Microchip Compatible Doors
Have an indoor/outdoor pet but don’t really like the idea of a thin flap of rubber to keep out raccoons, foxes, and other wild critters?
There are doggie/kitty doors that come with the ability to set it to a microchip frequency. This allows only the dog with the right microchip to be able to exit and re-enter the home through the door. This can also be helpful if there is one pet who is allowed to go outside, like the family dog, but not another, like your cat.
Microchip Compatible Feeders
Have a pet, especially a cat, on a special diet that the other two shouldn’t be eating? Have a kitty who likes to steal the other pets’ food and ends up with a significant weight problem?

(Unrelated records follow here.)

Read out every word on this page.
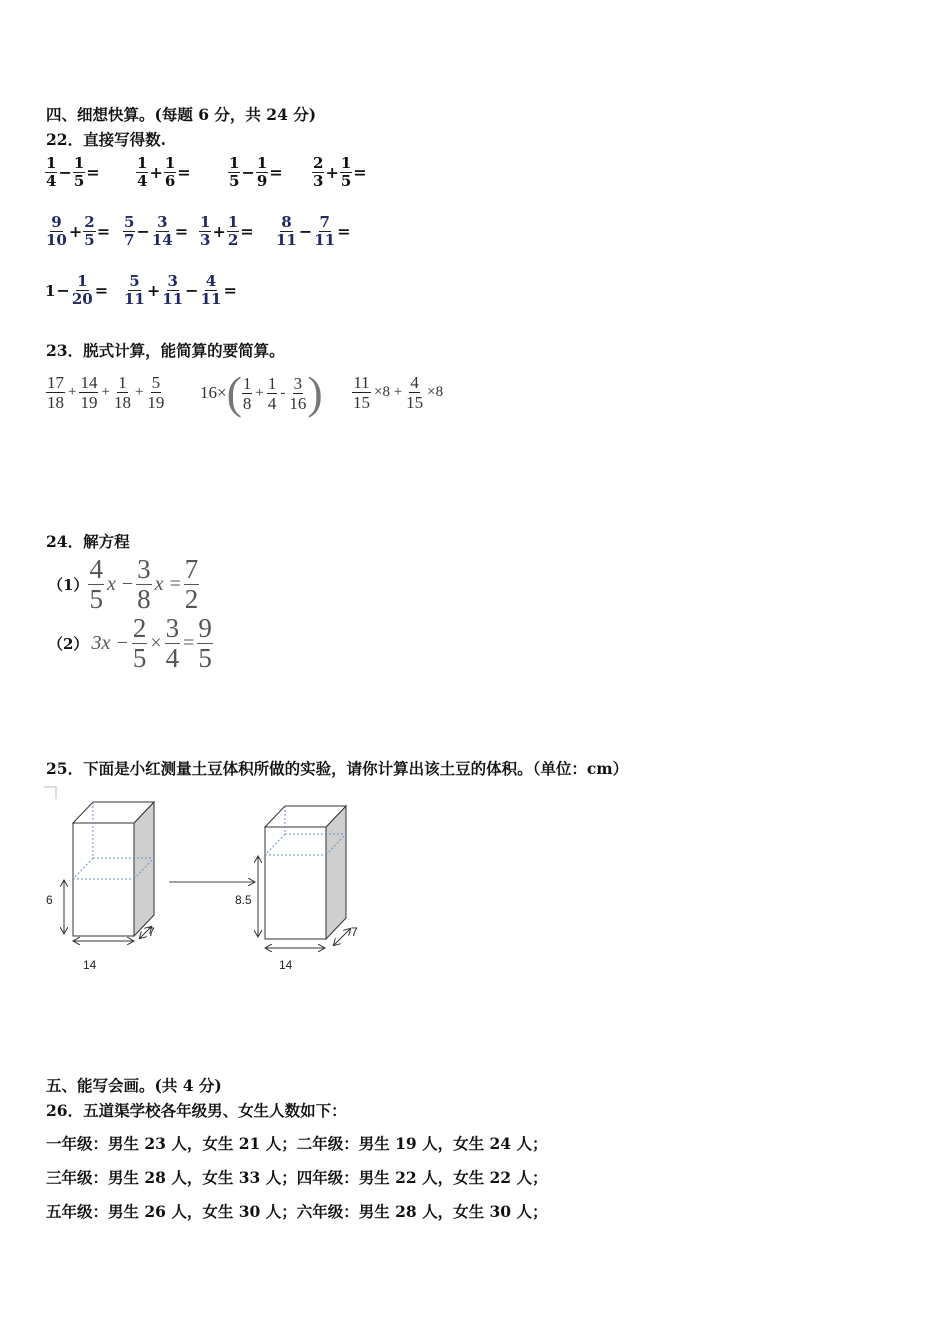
四、细想快算。(每题 6 分，共 24 分)
22．直接写得数.
$\frac{1}{4} - \frac{1}{5} = \frac{1}{4} + \frac{1}{6} = \frac{1}{5} - \frac{1}{9} = \frac{2}{3} + \frac{1}{5}$ =
$\frac{9}{10} + \frac{2}{5} = \frac{5}{7} - \frac{3}{14} = \frac{1}{3} + \frac{1}{2} = \frac{8}{11} - \frac{7}{11}$ =
$1 - \frac{1}{20} = \frac{5}{11} + \frac{3}{11} - \frac{4}{11}$ =
23．脱式计算，能简算的要简算。
$\frac{17}{18} + \frac{14}{19} + \frac{1}{18} + \frac{5}{19} 16\times$ ( $\frac{1}{8} + \frac{1}{4} - \frac{3}{16}$ ) $\frac{11}{15} \times 8 + \frac{4}{15} \times 8$
24．解方程
$(1) \frac{4}{5}$ $x - \frac{3}{8}$ $x = \frac{7}{2}$
（2） $3x - \frac{2}{5} \times \frac{3}{4} = \frac{9}{5}$
25．下面是小红测量土豆体积所做的实验，请你计算出该土豆的体积。（单位：cm）
6
14
7
8.5
14
7
五、能写会画。(共 4 分)
26．五道渠学校各年级男、女生人数如下：
一年级：男生 23 人，女生 21 人；二年级：男生 19 人，女生 24 人；
三年级：男生 28 人，女生 33 人；四年级：男生 22 人，女生 22 人；
五年级：男生 26 人，女生 30 人；六年级：男生 28 人，女生 30 人；
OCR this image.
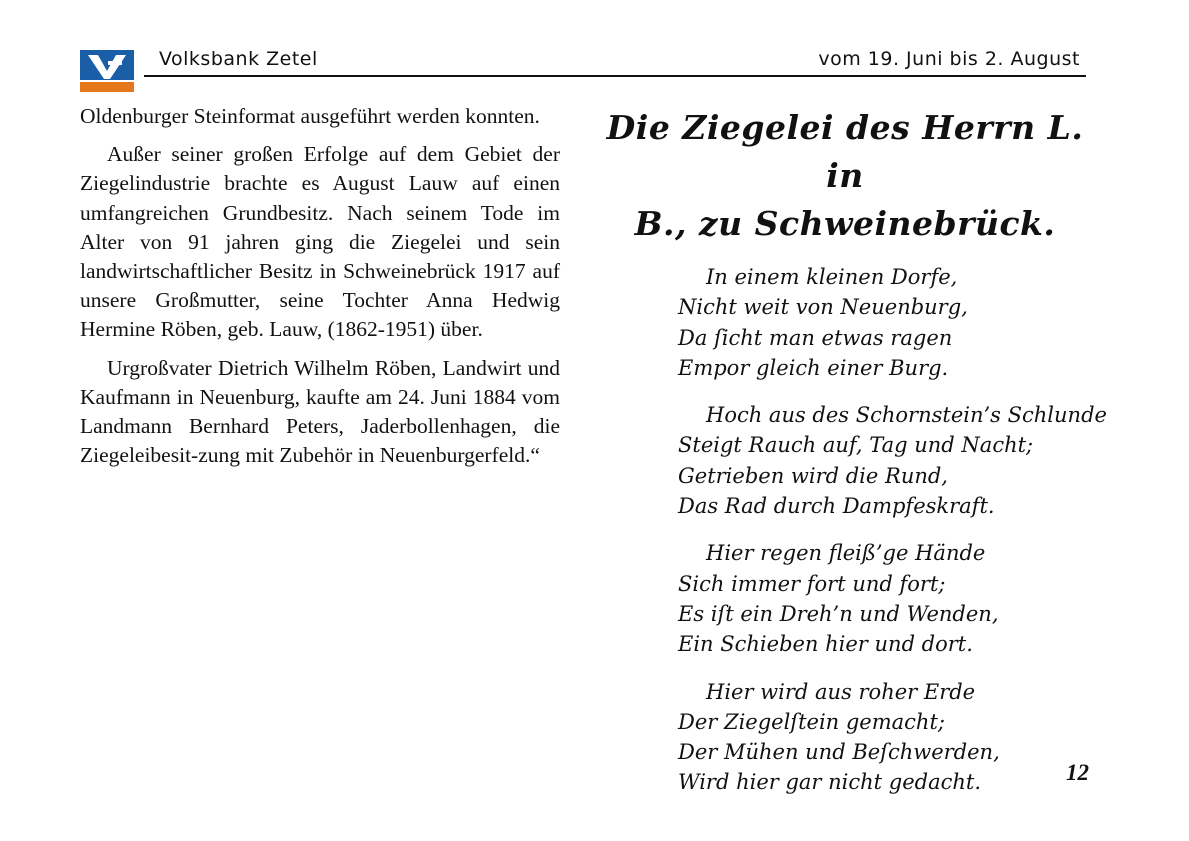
Volksbank Zetel	vom 19. Juni bis 2. August

Oldenburger Steinformat ausgeführt werden konnten.

Außer seiner großen Erfolge auf dem Gebiet der Ziegelindustrie brachte es August Lauw auf einen umfangreichen Grundbesitz. Nach seinem Tode im Alter von 91 jahren ging die Ziegelei und sein landwirtschaftlicher Besitz in Schweinebrück 1917 auf unsere Großmutter, seine Tochter Anna Hedwig Hermine Röben, geb. Lauw, (1862-1951) über.

Urgroßvater Dietrich Wilhelm Röben, Landwirt und Kaufmann in Neuenburg, kaufte am 24. Juni 1884 vom Landmann Bernhard Peters, Jaderbollenhagen, die Ziegeleibesit-zung mit Zubehör in Neuenburgerfeld.“

Die Ziegelei des Herrn L. in
B., zu Schweinebrück.
In einem kleinen Dorfe,
Nicht weit von Neuenburg,
Da ſicht man etwas ragen
Empor gleich einer Burg.
Hoch aus des Schornstein’s Schlunde
Steigt Rauch auf, Tag und Nacht;
Getrieben wird die Rund,
Das Rad durch Dampfeskraft.
Hier regen fleiß’ge Hände
Sich immer fort und fort;
Es iſt ein Dreh’n und Wenden,
Ein Schieben hier und dort.
Hier wird aus roher Erde
Der Ziegelſtein gemacht;
Der Mühen und Beſchwerden,
Wird hier gar nicht gedacht.	12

There are microchip compatible feeders, like the SureFeed, that only allow the food container to open for a particular microchip. It was the only way one of my office managers was able to get her obese cat to lose weight in a multi-cat household where meal-feeding was not practical for her. Her male cat would sit right behind one of the other cats and try to dart in after she was done, but the accordion-style sliding door was always too fast for him.
These feeders are not inexpensive, especially if you need one for each cat, but if you've had it with trying other techniques, these really work well.
Check the Chip!
Microchips are extremely important and beneficial. The bond we share with our pets and that they share with us can be easily broken with a simple accident or mistake. But with a microchip, such unfortunate occurrences can be overcome and that bond can stay intact.
August 15 is National Check the Chip Day. This is a day for pet owners to be aware of the benefits for microchipping if their pet does not have one, but also for keeping a pet’s chip up to date with current information if one is already present.
Some veterinary clinics even offer discounted microchipping on Check the Chip Day. Although microchips typically aren’t very expensive, this can be an additional incentive for pet owners to get their pets microchipped. Make sure to check with your veterinary practice for any offers.
Being able to contact that lost dog’s owners and hear the relief in their voices that their pup was found and okay, was extremely rewarding as a care provider. So if your pup or kitty isn’t microchipped, make sure to talk further with your veterinarian about microchipping and how it is done with your local veterinary clinic.